Hide table of contents

What is the counterfactual to an aligned AI?

How does the extinction risk of misaligned AI compare to the suffering risk of an aligned AI?

 

What is the counterfactual to an aligned AI?

I think of the counterfactual to an aligned AI, as being a misaligned AI. There has arguably been a significant amount of research that has gone into highlighting the benefits of an aligned AI and the risks of a misaligned AI, but how much has there been for the counterfactual? How much research has happened towards the benefits of a misaligned AI, and the risks of an aligned AI?

 

Particularly, how does the extinction risk of misaligned AI compare to the suffering risk of an aligned AI?

Often misaligned AI is referenced as a global catastrophic risk, as relates to extinction. There are a lot of resources on the subject. However, I want to delve into how significant is the suffering risk (ie, an unrecoverable dystopia) posed by an aligned AI?

My hypothesis prior to research on the subject is that the suffering risk from aligned AI is likely significantly more probable (and likely more neglected, albeit maybe for good reasons) than extinction risk from misaligned AI. At the center of this hypothesis is the question of the “safeness” to whose commands the AI is aligned to.

The hypothesis is that more than likely the entity controlling the AI will be a resource-rich board and executive team of whichever for-profit Silicon Valley Corporation builds the AI first. Imagine what it would look like when this corporation or handful of individuals controls a practically omnipotent, omniscient tool like transformative AI. 

We could ask what are this group’s motivations today? By their nature it is to maximize profits. How will that group’s motivations evolve if they were to in essence achieve control of the whole world? Would their motivations change, and if so why? What would likely change, would be that they can no longer be checked by the rest of the world (which arguably doesn’t happen enough even today). 

Hypothetically, how confident are you in any single individual’s judgement if they have absolute power in the world? Is there such an individual or group you would trust with this responsibility today? I want to highlight an old quote “Power tends to corrupt, absolute power corrupts absolutely.” A transformative AI would provide just that: absolute power. Is there is an individual or small group you trust completely today with absolute power? If so, can you be certain you will be able to trust future generations to whom this power is passed on? Or trust a process by which such power is transferred?

Today we barely have systems in place that can control some of the biggest corporations in the world. Instead, these corporations end up controlling even the most powerful governments in the world. There would no longer be any feasible checks for whomever is controlling the AI.

Taking all this into account the hypothesis states that creating an aligned transformative AI will very likely lead to a suffering risk and an unrecoverable dystopia. 

So the endgame question might become: Does humanity have better odds with aligned AI, or with unaligned AI? Which do you trust more, random all-powerful individual(s) to not abuse absolute power, or a transformative AI to not destroy everything?
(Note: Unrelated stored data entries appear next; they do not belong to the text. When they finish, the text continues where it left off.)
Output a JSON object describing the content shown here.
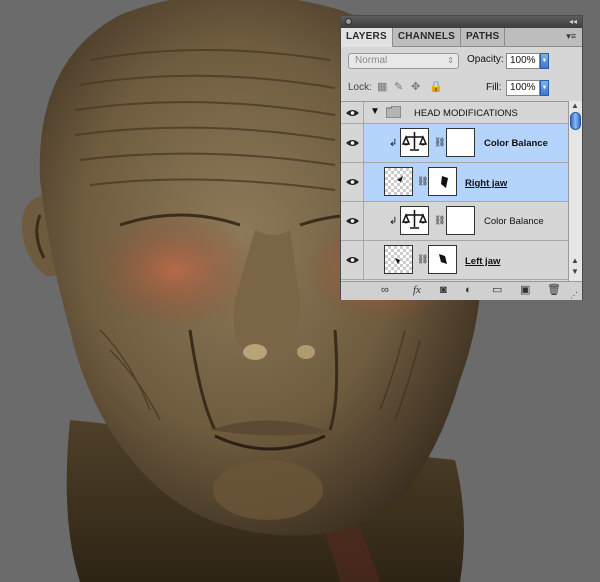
{
  "panel": {
    "tabs": [
      {
        "label": "LAYERS",
        "active": true
      },
      {
        "label": "CHANNELS",
        "active": false
      },
      {
        "label": "PATHS",
        "active": false
      }
    ],
    "blend_mode": "Normal",
    "opacity_label": "Opacity:",
    "opacity_value": "100%",
    "lock_label": "Lock:",
    "fill_label": "Fill:",
    "fill_value": "100%"
  },
  "layers": [
    {
      "name": "HEAD MODIFICATIONS",
      "type": "group",
      "selected": false,
      "visible": true
    },
    {
      "name": "Color Balance",
      "type": "adjustment",
      "selected": true,
      "clipped": true,
      "visible": true
    },
    {
      "name": "Right jaw",
      "type": "pixel-with-mask",
      "selected": true,
      "visible": true
    },
    {
      "name": "Color Balance",
      "type": "adjustment",
      "selected": false,
      "clipped": true,
      "visible": true
    },
    {
      "name": "Left jaw",
      "type": "pixel-with-mask",
      "selected": false,
      "visible": true
    }
  ],
  "footer_icons": [
    "link-icon",
    "fx-icon",
    "mask-icon",
    "adjustment-icon",
    "group-folder-icon",
    "new-layer-icon",
    "trash-icon"
  ],
  "colors": {
    "background": "#6b6b6b",
    "selection": "#b5d4fb",
    "accent": "#3b78d0"
  }
}
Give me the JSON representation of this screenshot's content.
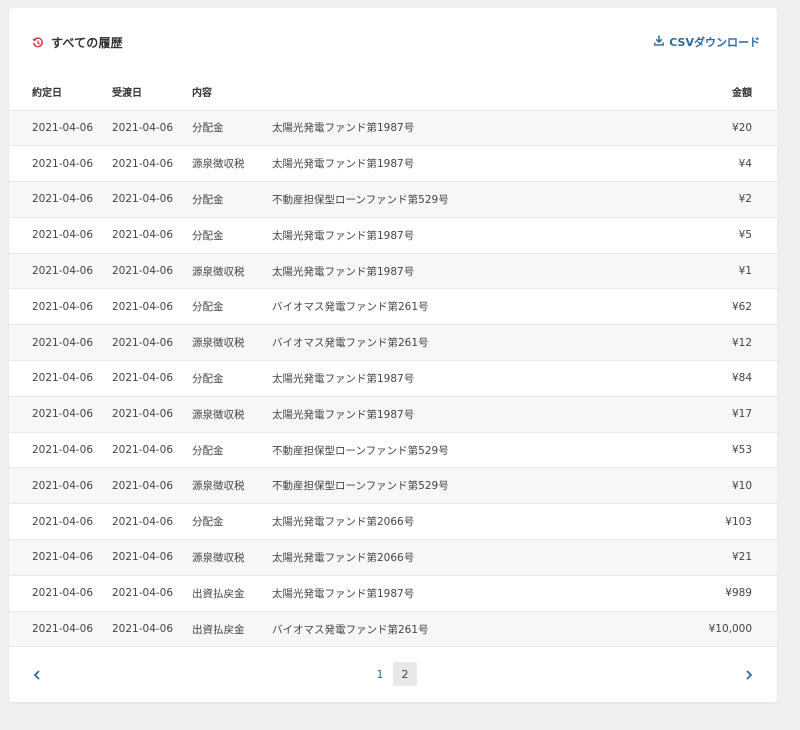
{
  "header": {
    "title": "すべての履歴",
    "csv_label": "CSVダウンロード",
    "history_icon_color": "#e0313b",
    "link_color": "#2b6a9f"
  },
  "table": {
    "columns": [
      "約定日",
      "受渡日",
      "内容",
      "",
      "金額"
    ],
    "rows": [
      [
        "2021-04-06",
        "2021-04-06",
        "分配金",
        "太陽光発電ファンド第1987号",
        "¥20"
      ],
      [
        "2021-04-06",
        "2021-04-06",
        "源泉徴収税",
        "太陽光発電ファンド第1987号",
        "¥4"
      ],
      [
        "2021-04-06",
        "2021-04-06",
        "分配金",
        "不動産担保型ローンファンド第529号",
        "¥2"
      ],
      [
        "2021-04-06",
        "2021-04-06",
        "分配金",
        "太陽光発電ファンド第1987号",
        "¥5"
      ],
      [
        "2021-04-06",
        "2021-04-06",
        "源泉徴収税",
        "太陽光発電ファンド第1987号",
        "¥1"
      ],
      [
        "2021-04-06",
        "2021-04-06",
        "分配金",
        "バイオマス発電ファンド第261号",
        "¥62"
      ],
      [
        "2021-04-06",
        "2021-04-06",
        "源泉徴収税",
        "バイオマス発電ファンド第261号",
        "¥12"
      ],
      [
        "2021-04-06",
        "2021-04-06",
        "分配金",
        "太陽光発電ファンド第1987号",
        "¥84"
      ],
      [
        "2021-04-06",
        "2021-04-06",
        "源泉徴収税",
        "太陽光発電ファンド第1987号",
        "¥17"
      ],
      [
        "2021-04-06",
        "2021-04-06",
        "分配金",
        "不動産担保型ローンファンド第529号",
        "¥53"
      ],
      [
        "2021-04-06",
        "2021-04-06",
        "源泉徴収税",
        "不動産担保型ローンファンド第529号",
        "¥10"
      ],
      [
        "2021-04-06",
        "2021-04-06",
        "分配金",
        "太陽光発電ファンド第2066号",
        "¥103"
      ],
      [
        "2021-04-06",
        "2021-04-06",
        "源泉徴収税",
        "太陽光発電ファンド第2066号",
        "¥21"
      ],
      [
        "2021-04-06",
        "2021-04-06",
        "出資払戻金",
        "太陽光発電ファンド第1987号",
        "¥989"
      ],
      [
        "2021-04-06",
        "2021-04-06",
        "出資払戻金",
        "バイオマス発電ファンド第261号",
        "¥10,000"
      ]
    ]
  },
  "pagination": {
    "pages": [
      "1",
      "2"
    ],
    "current": "2",
    "prev_icon": "chevron-left-icon",
    "next_icon": "chevron-right-icon"
  }
}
Please share with me some thoughts to the contrary, I would love to see aligned AI in a more positive light, not based on its positives, but based on its risks.

 

PS

As the title says, I’m (embarrassingly) new to AI Safety. It’s November 2023 as I’m writing this, and even the initial thoughts which make up this post only originated a couple of months ago. Four months ago, I can truthfully say I only ever thought about AI Safety only as science fiction.

 

It has been a rollercoaster of an initiation, which began with taking the Intro to EA Virtual Program with CEA this past summer. That experience cracked the door open, and going to EAGxNYC and following the EA forum since then has felt somewhat like the floodgates opening.

 

In that time I’ve tried to learn more, and will make it a point to continue to learn, most likely though more official courses in the future. My point is that there is so much to learn and catch up on, especially for someone who does not have a software, deep learning, or machine learning background that it often feels overwhelming. It also feels confusing, and filled with questions that seem like they have easy answers, but not necessarily to new arrivals on the scene (like myself).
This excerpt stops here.